"Sicuramente c'è stata un'impreparazione sul piano politico: 13 mila morti nelle rsa lombarde, è vero che nelle rsa di tutto il mondo c'è stato il maggior numero di morti, ma un numero come quello della Lombardia non ha paragoni in nessuna parte del mondo". Pietro Cusimano, rappresentante legale Usb (Unione sindacati di base) per la Lombardia e dipendente dell'asp "Golgi Redaelli", intervistato da Fanpage.it sottolinea quelli che sono stati, a suo parere, gli errori commessi nella gestione del virus in Lombardia.

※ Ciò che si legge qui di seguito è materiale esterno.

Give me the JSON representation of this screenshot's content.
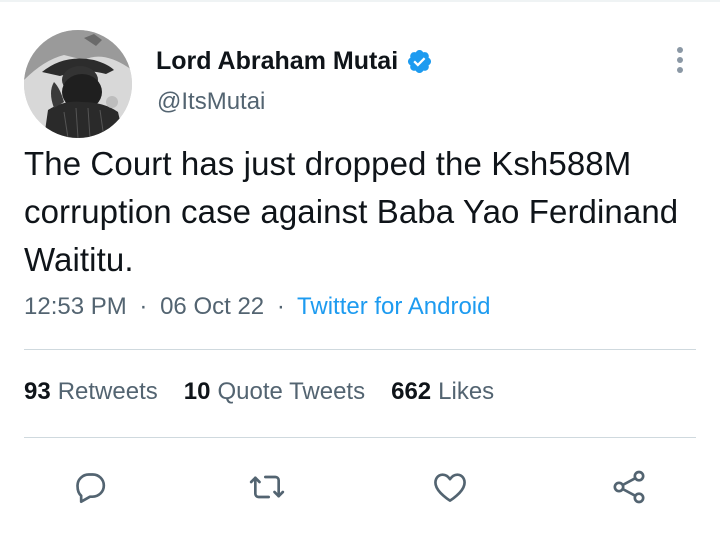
{
  "author": {
    "display_name": "Lord Abraham Mutai",
    "handle": "@ItsMutai",
    "verified": true
  },
  "tweet": {
    "text": "The Court has just dropped the Ksh588M corruption case against Baba Yao Ferdinand Waititu."
  },
  "meta": {
    "time": "12:53 PM",
    "separator": "·",
    "date": "06 Oct 22",
    "source": "Twitter for Android"
  },
  "stats": {
    "retweets_count": "93",
    "retweets_label": "Retweets",
    "quotes_count": "10",
    "quotes_label": "Quote Tweets",
    "likes_count": "662",
    "likes_label": "Likes"
  },
  "icons": {
    "more": "more-vertical-icon",
    "verified": "verified-badge-icon",
    "reply": "reply-icon",
    "retweet": "retweet-icon",
    "like": "heart-icon",
    "share": "share-icon"
  },
  "colors": {
    "accent": "#1d9bf0",
    "text_primary": "#0f1419",
    "text_secondary": "#536471",
    "divider": "#cfd9de"
  }
}
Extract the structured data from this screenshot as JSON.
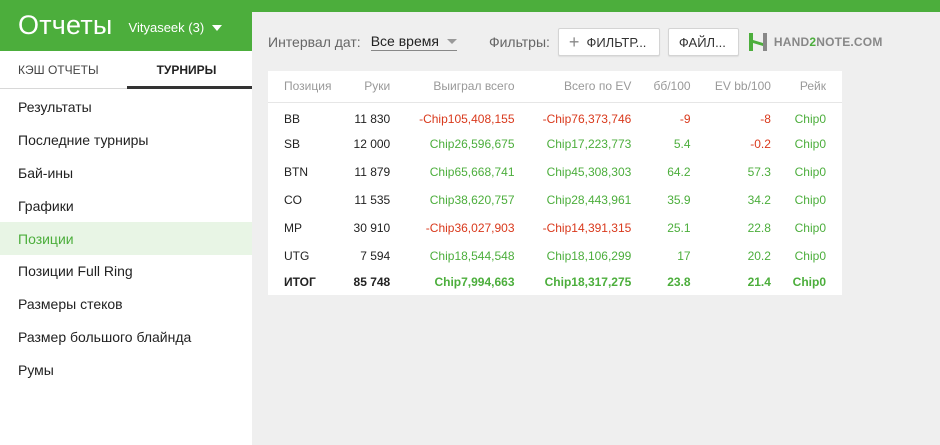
{
  "app": {
    "title": "Отчеты",
    "user": "Vityaseek (3)"
  },
  "sidebar": {
    "tabs": [
      "КЭШ ОТЧЕТЫ",
      "ТУРНИРЫ"
    ],
    "active_tab": "ТУРНИРЫ",
    "items": [
      {
        "label": "Результаты"
      },
      {
        "label": "Последние турниры"
      },
      {
        "label": "Бай-ины"
      },
      {
        "label": "Графики"
      },
      {
        "label": "Позиции",
        "active": true
      },
      {
        "label": "Позиции Full Ring"
      },
      {
        "label": "Размеры стеков"
      },
      {
        "label": "Размер большого блайнда"
      },
      {
        "label": "Румы"
      }
    ]
  },
  "toolbar": {
    "interval_label": "Интервал дат:",
    "interval_value": "Все время",
    "filters_label": "Фильтры:",
    "filters_button": "ФИЛЬТР...",
    "file_button": "ФАЙЛ...",
    "logo_hand": "HAND",
    "logo_two": "2",
    "logo_note": "NOTE.COM"
  },
  "table": {
    "headers": [
      "Позиция",
      "Руки",
      "Выиграл всего",
      "Всего по EV",
      "бб/100",
      "EV bb/100",
      "Рейк"
    ],
    "rows": [
      [
        "BB",
        "11 830",
        "-Chip105,408,155",
        "-Chip76,373,746",
        "-9",
        "-8",
        "Chip0"
      ],
      [
        "SB",
        "12 000",
        "Chip26,596,675",
        "Chip17,223,773",
        "5.4",
        "-0.2",
        "Chip0"
      ],
      [
        "BTN",
        "11 879",
        "Chip65,668,741",
        "Chip45,308,303",
        "64.2",
        "57.3",
        "Chip0"
      ],
      [
        "CO",
        "11 535",
        "Chip38,620,757",
        "Chip28,443,961",
        "35.9",
        "34.2",
        "Chip0"
      ],
      [
        "MP",
        "30 910",
        "-Chip36,027,903",
        "-Chip14,391,315",
        "25.1",
        "22.8",
        "Chip0"
      ],
      [
        "UTG",
        "7 594",
        "Chip18,544,548",
        "Chip18,106,299",
        "17",
        "20.2",
        "Chip0"
      ]
    ],
    "total": [
      "ИТОГ",
      "85 748",
      "Chip7,994,663",
      "Chip18,317,275",
      "23.8",
      "21.4",
      "Chip0"
    ]
  },
  "colors": {
    "accent": "#4cae3c",
    "negative": "#d9391c"
  }
}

Gli errori nella gestione dell'emergenza

"Sicuramente c'è stata impreparazione sul piano politico. Credo che sia risultato evidente a tutti. Si è partiti immediatamente con le difficoltà che ricordiamo tutti legate alla mancanza di dispositivi sanitari. Così i sanitari sono diventati i vettori del contagio all'interno degli ospedali. Peggio ancora è andata alle Rsa, lasciate al margine anche perché il sistema lombardo è assolutamente fuori controllo, in mano a soggetti privati che fanno della speculazione il centro della loro attività".

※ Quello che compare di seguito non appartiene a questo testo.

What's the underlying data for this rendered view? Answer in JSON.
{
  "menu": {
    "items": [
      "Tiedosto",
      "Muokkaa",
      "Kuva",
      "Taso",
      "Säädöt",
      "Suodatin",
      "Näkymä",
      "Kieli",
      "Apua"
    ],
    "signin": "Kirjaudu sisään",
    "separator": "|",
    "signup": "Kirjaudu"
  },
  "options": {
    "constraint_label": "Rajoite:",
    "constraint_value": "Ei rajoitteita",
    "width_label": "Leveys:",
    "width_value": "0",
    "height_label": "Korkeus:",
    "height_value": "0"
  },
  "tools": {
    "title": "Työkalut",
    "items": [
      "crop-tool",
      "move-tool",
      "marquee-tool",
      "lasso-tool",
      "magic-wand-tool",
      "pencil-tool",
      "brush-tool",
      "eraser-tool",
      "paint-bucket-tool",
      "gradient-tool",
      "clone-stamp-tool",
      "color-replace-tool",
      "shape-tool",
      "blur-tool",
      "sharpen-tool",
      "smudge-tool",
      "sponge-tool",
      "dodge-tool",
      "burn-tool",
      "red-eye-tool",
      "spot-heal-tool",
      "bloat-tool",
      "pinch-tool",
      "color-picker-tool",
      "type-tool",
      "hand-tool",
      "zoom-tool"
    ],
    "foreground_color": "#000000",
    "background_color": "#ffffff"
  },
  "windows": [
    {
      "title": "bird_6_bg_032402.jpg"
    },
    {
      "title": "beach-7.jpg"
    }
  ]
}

Profitti e non salute al centro, così il sistema è crollato

Secondo Cusimano, le cause del disastro in Lombardia sono quindi da ricercare nelle politiche di privatizzazione che hano caratterizzato la sanità lombarda negli ultimi vent'anni: "Mettendo al centro dell'agire non la salute, ma il profitto e i guadagni, è chiaro che il sistema è crollato". Ancora più duro il giudizio sulla delibera di regione Lombardia dell'8 marzo, che invitava le Rsa ad ospitare i pazienti contagiati che non riuscivano a trovare più posto negli ospedali: "Questo è stato il capolavoro di stupidità di un'amministrazione che non si è mai dimostrata all'altezza della situazione. È un sistema che si avvita su se stesso, il sistema delle nomine politiche", ha detto il sindacalista, "così è stato innalzato il numero dei decessi".